Economie

Sommes-nous amoureux de l'iPhone ou juste intéressés par lui?

Slate.fr, mis à jour le 02.10.2011 à 10 h 51

iPhone/ William Hook via Flickr CC License By

iPhone/ William Hook via Flickr CC License By

Alors qu'approche la probable annonce de l'iPhone 5, le spécialiste des marques et du neuromarketing Martin Lindstrom tente de définir dans une tribune au New York Times le rapport entretenu par les propriétaires du smartphone d'Apple avec cet objet. Pour lui, il ne s'agit pas, contrairement à ce qu'on pourrait croire, d'une addiction ou d'une dépendance:

«Ces mots du champ lexical de la drogue ne sont pas aussi scientifiquement pertinents qu'un autre mot que nous utilisons pour décrire les relations personnelles que nous chérissons le plus. Ce mot, c'est "amour".»

Il explique avoir, plus tôt cette année, mené une expérience pour déterminer si les iPhones sont ou non addictifs.

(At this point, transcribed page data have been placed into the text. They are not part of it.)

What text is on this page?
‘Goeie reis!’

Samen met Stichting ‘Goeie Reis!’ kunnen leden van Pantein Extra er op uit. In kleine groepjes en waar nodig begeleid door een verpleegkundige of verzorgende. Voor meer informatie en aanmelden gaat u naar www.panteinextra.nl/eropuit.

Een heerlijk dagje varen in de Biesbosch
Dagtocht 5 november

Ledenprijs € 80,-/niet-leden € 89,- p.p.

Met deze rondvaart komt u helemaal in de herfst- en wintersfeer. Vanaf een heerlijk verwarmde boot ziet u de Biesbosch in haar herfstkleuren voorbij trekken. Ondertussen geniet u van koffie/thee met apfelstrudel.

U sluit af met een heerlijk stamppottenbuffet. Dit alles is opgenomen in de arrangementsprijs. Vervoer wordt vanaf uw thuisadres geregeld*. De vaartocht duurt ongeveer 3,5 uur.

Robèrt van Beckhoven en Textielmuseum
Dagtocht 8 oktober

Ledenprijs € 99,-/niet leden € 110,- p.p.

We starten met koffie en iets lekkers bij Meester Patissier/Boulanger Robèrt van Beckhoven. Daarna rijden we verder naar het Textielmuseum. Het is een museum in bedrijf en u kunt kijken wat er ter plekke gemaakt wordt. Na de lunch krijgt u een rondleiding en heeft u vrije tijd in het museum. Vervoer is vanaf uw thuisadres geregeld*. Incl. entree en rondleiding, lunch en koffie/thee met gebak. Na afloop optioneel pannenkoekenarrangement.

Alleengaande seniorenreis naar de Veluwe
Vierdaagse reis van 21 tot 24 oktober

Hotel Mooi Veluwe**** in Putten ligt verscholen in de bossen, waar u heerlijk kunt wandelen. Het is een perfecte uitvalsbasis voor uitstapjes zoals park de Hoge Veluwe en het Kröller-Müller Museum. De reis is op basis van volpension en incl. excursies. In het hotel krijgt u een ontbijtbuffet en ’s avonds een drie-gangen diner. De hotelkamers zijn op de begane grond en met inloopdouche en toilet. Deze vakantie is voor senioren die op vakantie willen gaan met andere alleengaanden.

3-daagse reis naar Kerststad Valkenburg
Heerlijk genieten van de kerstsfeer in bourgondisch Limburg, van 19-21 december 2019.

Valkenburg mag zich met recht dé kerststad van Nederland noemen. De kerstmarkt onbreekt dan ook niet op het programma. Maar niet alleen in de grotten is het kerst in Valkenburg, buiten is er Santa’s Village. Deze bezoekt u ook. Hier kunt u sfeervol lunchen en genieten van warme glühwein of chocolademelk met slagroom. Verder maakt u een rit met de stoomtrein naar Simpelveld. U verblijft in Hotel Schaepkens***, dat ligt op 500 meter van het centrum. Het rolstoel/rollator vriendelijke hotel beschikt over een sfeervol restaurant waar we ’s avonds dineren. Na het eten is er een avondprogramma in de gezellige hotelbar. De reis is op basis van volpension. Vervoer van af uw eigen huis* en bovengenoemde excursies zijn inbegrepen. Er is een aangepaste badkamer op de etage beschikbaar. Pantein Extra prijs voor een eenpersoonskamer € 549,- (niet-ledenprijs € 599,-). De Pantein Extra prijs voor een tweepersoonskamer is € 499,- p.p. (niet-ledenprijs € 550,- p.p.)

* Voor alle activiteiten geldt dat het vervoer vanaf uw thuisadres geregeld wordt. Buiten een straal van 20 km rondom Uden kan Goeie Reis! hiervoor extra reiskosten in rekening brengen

Il a enrôlé huit hommes et huit femmes âgés de 18 à 25 ans et les a exposés individuellement au son et à une vidéo muette d'un iPhone sonnant ou vibrant tout en effectuant une IRM. Conclusions: un phénomène de synesthésie (les cerveaux des individus «entendaient» l'iPhone en voyant la vidéo muette, et le «voyaient» en entendant juste le son) et surtout une activation de la partie du cerveau associée aux sentiments d'amour et de compassion.

«Les cerveaux des sujets ont répondu au son de leur téléphone comme ils répondraient à la présence ou à la proximité de leur petit ami ou petite amie ou d'un membre de la famille.»

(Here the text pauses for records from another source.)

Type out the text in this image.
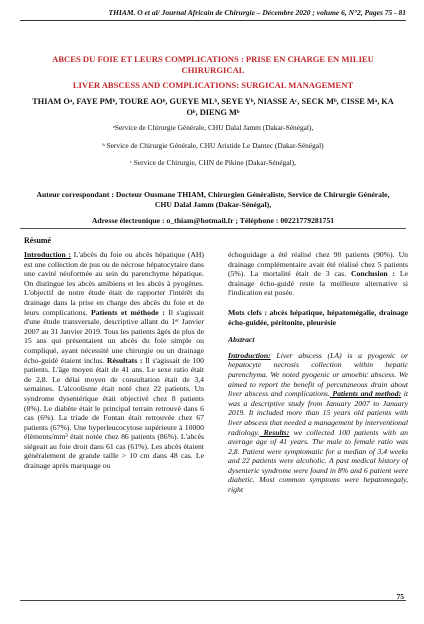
THIAM. O et al/ Journal Africain de Chirurgie – Décembre 2020 ; volume 6, N°2, Pages 75 - 81
ABCES DU FOIE ET LEURS COMPLICATIONS : PRISE EN CHARGE EN MILIEU CHIRURGICAL
LIVER ABSCESS AND COMPLICATIONS: SURGICAL MANAGEMENT
THIAM Oᵃ, FAYE PMᵇ, TOURE AOᵇ, GUEYE MLᵇ, SEYE Yᵇ, NIASSE Aᶜ, SECK Mᵇ, CISSE Mᵃ, KA Oᵇ, DIENG Mᵇ
ᵃService de Chirurgie Générale, CHU Dalal Jamm (Dakar-Sénégal),
ᵇ Service de Chirurgie Générale, CHU Aristide Le Dantec (Dakar-Sénégal)
ᶜ Service de Chirurgie, CHN de Pikine (Dakar-Sénégal),
Auteur correspondant : Docteur Ousmane THIAM, Chirurgien Généraliste, Service de Chirurgie Générale, CHU Dalal Jamm (Dakar-Sénégal),
Adresse électronique : o_thiam@hotmail.fr ; Téléphone : 00221779281751
Résumé

Introduction : L'abcès du foie ou abcès hépatique (AH) est une collection de pus ou de nécrose hépatocytaire dans une cavité néoformée au sein du parenchyme hépatique. On distingue les abcès amibiens et les abcès à pyogènes. L'objectif de notre étude était de rapporter l'intérêt du drainage dans la prise en charge des abcès du foie et de leurs complications. Patients et méthode : Il s'agissait d'une étude transversale, descriptive allant du 1ᵉʳ Janvier 2007 au 31 Janvier 2019. Tous les patients âgés de plus de 15 ans qui présentaient un abcès du foie simple ou compliqué, ayant nécessité une chirurgie ou un drainage écho-guidé étaient inclus. Résultats : Il s'agissait de 100 patients. L'âge moyen était de 41 ans. Le sexe ratio était de 2,8. Le délai moyen de consultation était de 3,4 semaines. L'alcoolisme était noté chez 22 patients. Un syndrome dysentérique était objectivé chez 8 patients (8%). Le diabète était le principal terrain retrouvé dans 6 cas (6%). La triade de Fontan était retrouvée chez 67 patients (67%). Une hyperleucocytose supérieure à 10000 éléments/mm³ était notée chez 86 patients (86%). L'abcès siégeait au foie droit dans 61 cas (61%). Les abcès étaient généralement de grande taille > 10 cm dans 48 cas. Le drainage après marquage ou

échoguidage a été réalisé chez 90 patients (90%). Un drainage complémentaire avait été réalisé chez 5 patients (5%). La mortalité était de 3 cas. Conclusion : Le drainage écho-guidé reste la meilleure alternative si l'indication est posée.

Mots clefs : abcès hépatique, hépatomégalie, drainage écho-guidée, péritonite, pleurésie

Abstract

Introduction: Liver abscess (LA) is a pyogenic or hepatocyte necrosis collection within hepatic parenchyma. We noted pyogenic or amoebic abscess. We aimed to report the benefit of percutaneous drain about liver abscess and complications. Patients and method: it was a descriptive study from January 2007 to January 2019. It included more than 15 years old patients with liver abscess that needed a management by interventional radiology. Results: we collected 100 patients with an average age of 41 years. The male to female ratio was 2,8. Patient were symptomatic for a median of 3,4 weeks and 22 patients were alcoholic. A past medical history of dysenteric syndrome were found in 8% and 6 patient were diabetic. Most common symptoms were hepatomegaly, right

75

«Le New York Times s'est vautré»

Le moins que l'on puisse dire, c'est que les conclusions de Lindstrom ne font pas l'unanimité, si l'on en croit les articles critiques publiés depuis, résumés par exemple par le blog The Neurocritic, qui parle d'une tribune «vraiment hideuse».

Le neuroscientifique Russell A. Poldrack, qui penche lui pour la thèse d'une addiction provoquée par la dopamine, estime sur son blog que Lindstrom est tombé dans le piège de la reverse inference, qui désigne le fait de croire que, parce qu'une activité semble activer une région du cerveau généralement associée à une autre activité, ces deux activités sont comparables ou reliables entre elle:

«Le cortex insulaire a beau être associé à des sentiments d'amour et de compassion, cela ne prouve pas que nous sommes amoureux de nos iPhones. Dans un récent article, nous avons conclu que l'insulaire antérieur était une des parties du cerveau les plus fréquemment activées, montrant une activité dans quasiment un tiers de toutes les études d'imagerie!»

Tal Yarkoni, un autre chercheur en neurosciences qui effectue un long démontage de l'article de Lindstrom sur son blog, estime lui qu'une conclusion honnête des recherches menées aurait été un beaucoup moins glamour «Les iPhones sont des objets particulièrement essentiels et intéressants pour les êtres humains vivants en 2011». Et attaque le New York Times pour avoir publié cette tribune:

«Pour résumer, le NYT s'est vautré. […] Le travail de son équipe éditoriale est précisément de filtrer ce type de publireportage pseudo-scientifique, et elle s'est plantée. Et c'est un plantage particulièrement massif sachant que la tribune de Lindstrom est actuellement l'article le plus e-mailé sur le site du NYT.»